The use of ultrasound was employed by Marion et al. and reported more inflammatory signs such as increased Power Doppler signal (PDS) and synovial fluid in the IPJs of patient with EOA than the IPJs of patients with non-EOA [8]. Ultrasound was not done in the current case because of lack of high frequency transducer which was employed by Mario, et al. to produce images with high resolution [8].
Treatment of EOA is aimed at controlling the inflammatory processes and alleviates pain. There are currently no guidelines on the best therapeutic approach for EOA. The available treatments are limited and include analgesics, NSAIDs and intra-articular injection of corticosteroids [1].

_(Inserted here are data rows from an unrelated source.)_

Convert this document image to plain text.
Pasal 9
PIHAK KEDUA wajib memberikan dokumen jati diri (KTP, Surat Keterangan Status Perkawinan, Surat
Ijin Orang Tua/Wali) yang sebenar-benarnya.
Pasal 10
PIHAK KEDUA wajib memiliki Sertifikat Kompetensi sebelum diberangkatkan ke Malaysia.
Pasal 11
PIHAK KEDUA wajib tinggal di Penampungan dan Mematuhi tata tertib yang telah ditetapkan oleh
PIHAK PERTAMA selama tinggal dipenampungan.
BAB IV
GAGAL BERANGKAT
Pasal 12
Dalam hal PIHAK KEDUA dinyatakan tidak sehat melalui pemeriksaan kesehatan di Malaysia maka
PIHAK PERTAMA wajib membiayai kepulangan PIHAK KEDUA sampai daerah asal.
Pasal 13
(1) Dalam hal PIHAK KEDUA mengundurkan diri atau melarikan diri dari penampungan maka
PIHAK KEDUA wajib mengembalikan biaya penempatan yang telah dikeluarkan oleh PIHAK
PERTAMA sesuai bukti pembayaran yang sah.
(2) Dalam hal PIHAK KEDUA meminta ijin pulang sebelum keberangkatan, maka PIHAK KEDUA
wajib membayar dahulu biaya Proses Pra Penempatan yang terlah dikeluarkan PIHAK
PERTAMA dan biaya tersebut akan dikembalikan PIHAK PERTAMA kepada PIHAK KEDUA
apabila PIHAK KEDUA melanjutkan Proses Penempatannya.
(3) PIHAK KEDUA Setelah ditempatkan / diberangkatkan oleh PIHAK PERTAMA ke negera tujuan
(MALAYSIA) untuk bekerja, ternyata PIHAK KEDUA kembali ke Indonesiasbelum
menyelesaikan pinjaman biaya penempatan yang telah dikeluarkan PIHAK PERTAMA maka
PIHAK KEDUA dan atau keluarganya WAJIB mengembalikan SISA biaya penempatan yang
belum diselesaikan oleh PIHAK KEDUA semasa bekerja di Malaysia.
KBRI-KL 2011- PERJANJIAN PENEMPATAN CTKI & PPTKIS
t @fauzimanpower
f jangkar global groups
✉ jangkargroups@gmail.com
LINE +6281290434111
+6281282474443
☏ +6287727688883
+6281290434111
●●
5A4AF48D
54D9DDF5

A 46-year-old woman with bilateral erosive hand osteoarthritis who presented with hand pain, deformity and inability to use the hands. The classical plain radiographic features of gull-wing saw tooth appearance with angular deformity of the DIP and PIP joints of the second and third fingers bilaterally. The ESR was mildly raised; the C-reactive protein was normaland the patient was treated with colchicine, piroxicam, hydroxychloroquine and prednisolone with significant relief of symptoms.